I. Der Antrag wird abgelehnt.

II. Die Antragstellerin hat die Kosten des Verfahrens zu tragen. Gerichtskosten werden nicht erhoben.

Gründe

I.

Die Antragstellerin begehrt vorläufigen Rechtsschutz gegen die ihr drohende Über-stellung nach Frankreich im Rahmen des so genannten „Dublin-Verfahrens“.

Die Antragstellerin ist eigenen Angaben zufolge eine Asylbewerberin mit ungeklärter Staatsangehörigkeit und Zugehörigkeit dem Volke der Roma. Sie reiste am 22. Juli 2014 ins Bundesgebiet ein und stellte am 21. August 2014 einen Asylantrag. Sie gab an, ihre Heimat Kosovo seit langem verlassen zu haben. Vor drei Jahren sei sie mit einem serbischen Pass nach Frankreich geflüchtet. In Frankreich habe sie bereits zweimal Asyl beantragt. Zweimal sei der Asylantrag nicht anerkannt worden. Das erste Mal habe man sie in den Kosovo zurückgeschickt, jetzt sei sie nach Deutschland geflohen. Sie sei zusammen mit ihrem Mann ..., geb. im Jahr ..., nach Deutschland geflohen (Bl. 23 ff. der Behördenakte).

Es ergab sich ein EURODAC-Treffer für Frankreich (...; Bl. 54 der Behördenakte), wonach die Antragstellerin dort einen Asylantrag gestellt hat.

Auf ein Übernahmeersuchen der Antragsgegnerin vom 29. September 2014 (Bl. 50 der Behördenakte) hat das französische Innenministerium mit Schreiben vom 8. Oktober 2014 der Rücknahme der Antragstellerin zugestimmt (Bl. 65 der Behördenakte).
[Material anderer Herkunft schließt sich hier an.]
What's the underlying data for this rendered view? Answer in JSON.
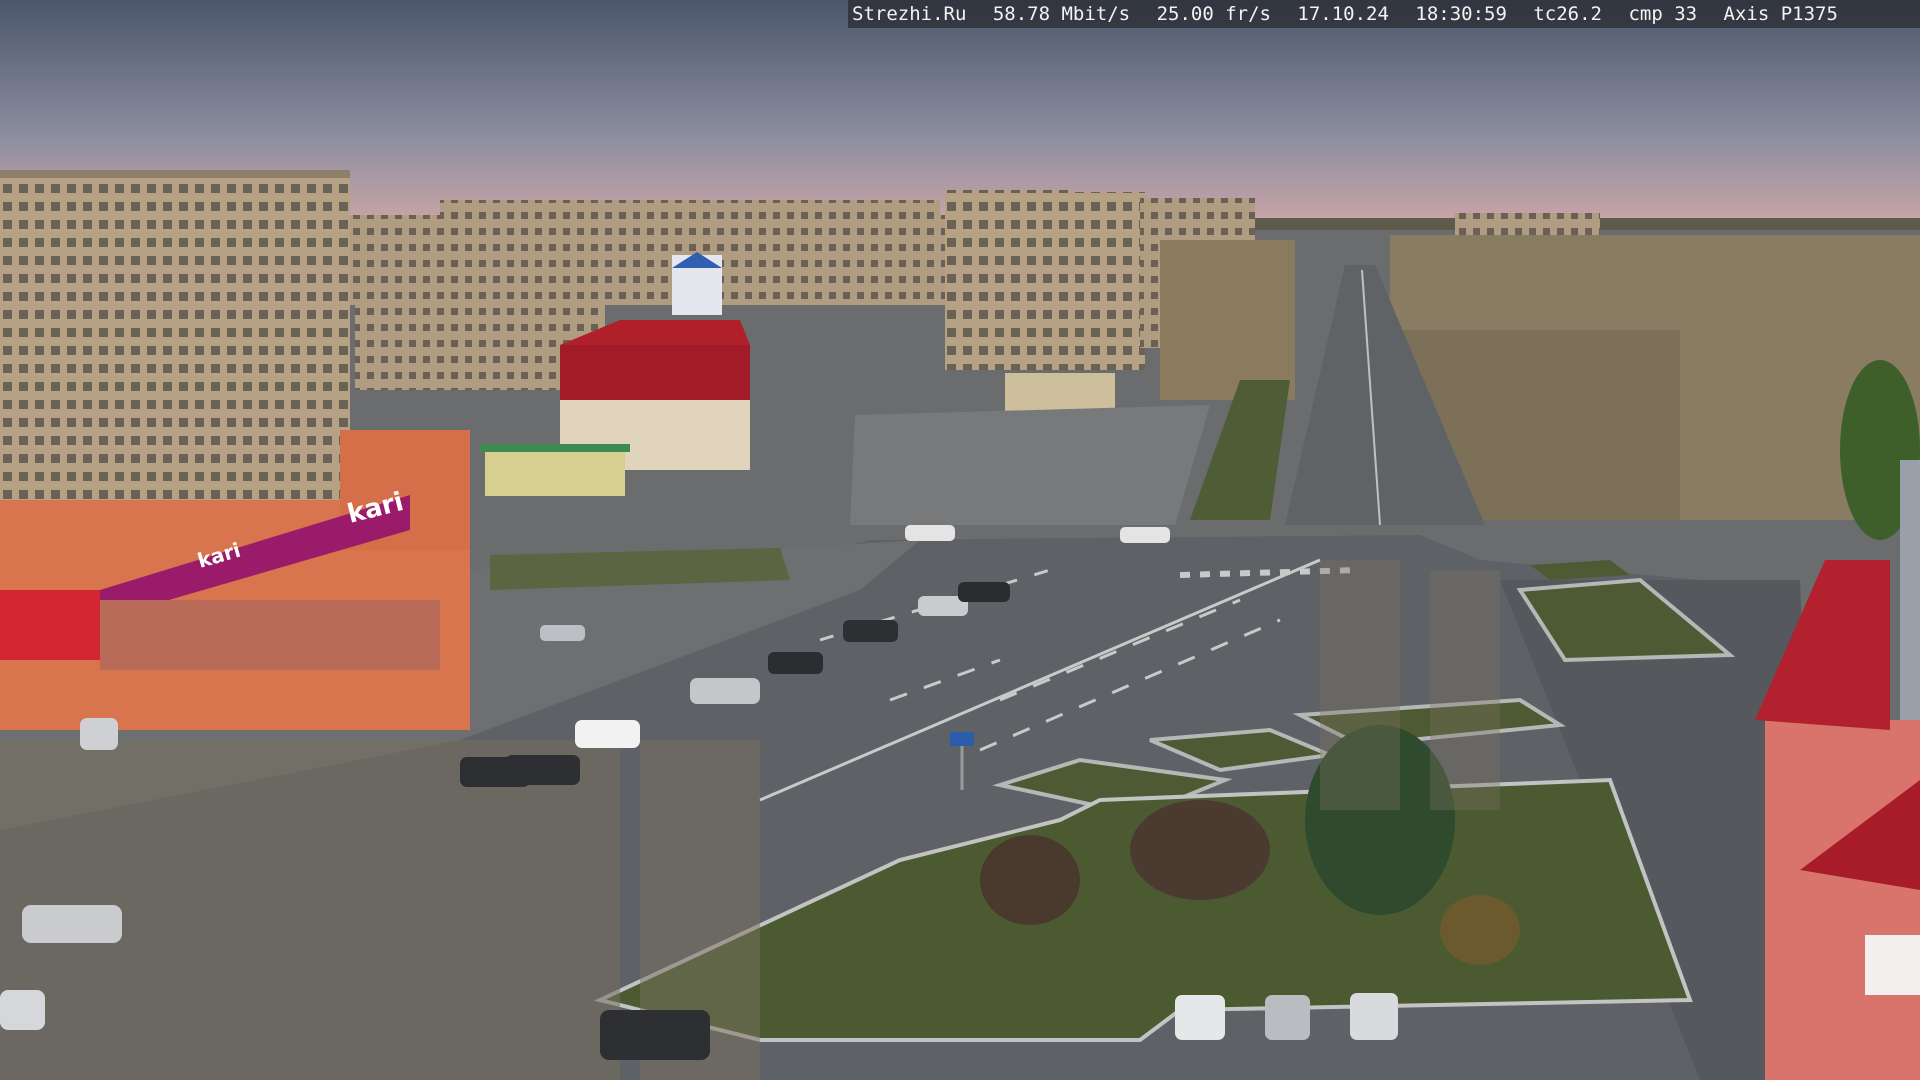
{
  "camera_overlay": {
    "site": "Strezhi.Ru",
    "bitrate": "58.78 Mbit/s",
    "framerate": "25.00 fr/s",
    "date": "17.10.24",
    "time": "18:30:59",
    "temperature": "tc26.2",
    "compression": "cmp 33",
    "camera_model": "Axis P1375"
  },
  "storefront_signs": {
    "main_banner": "kari",
    "secondary_banner": "kari"
  },
  "colors": {
    "sky_top": "#4e5a6f",
    "sky_horizon": "#cfa6a8",
    "road": "#5d6064",
    "grass": "#4d5b35",
    "building_beige": "#b5a184",
    "building_orange": "#d8744e",
    "kari_magenta": "#9b1b6b",
    "roof_red": "#b0202a"
  }
}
Mit Schreiben vom .... November 2014 teilte die Prozessbevollmächtigte der Antragstellerin mit, die am ... geborene Tochter des Lebensgefährten der Antragstellerin lebe mit Mann und Kindern mit festem Aufenthaltsrecht in Deutschland. Beim Lebensgefährten sei auch Antrag auf humanitären Selbsteintritt gestellt worden.

Mit Bescheid vom 17. Dezember 2014 stellte das Bundesamt fest, dass der Asylantrag der Antragstellerin als unzulässig abgelehnt wird (Nr. 1) und ordnete die Abschiebung nach Frankreich an (Nr. 2; Bl. 83 der Behördenakte).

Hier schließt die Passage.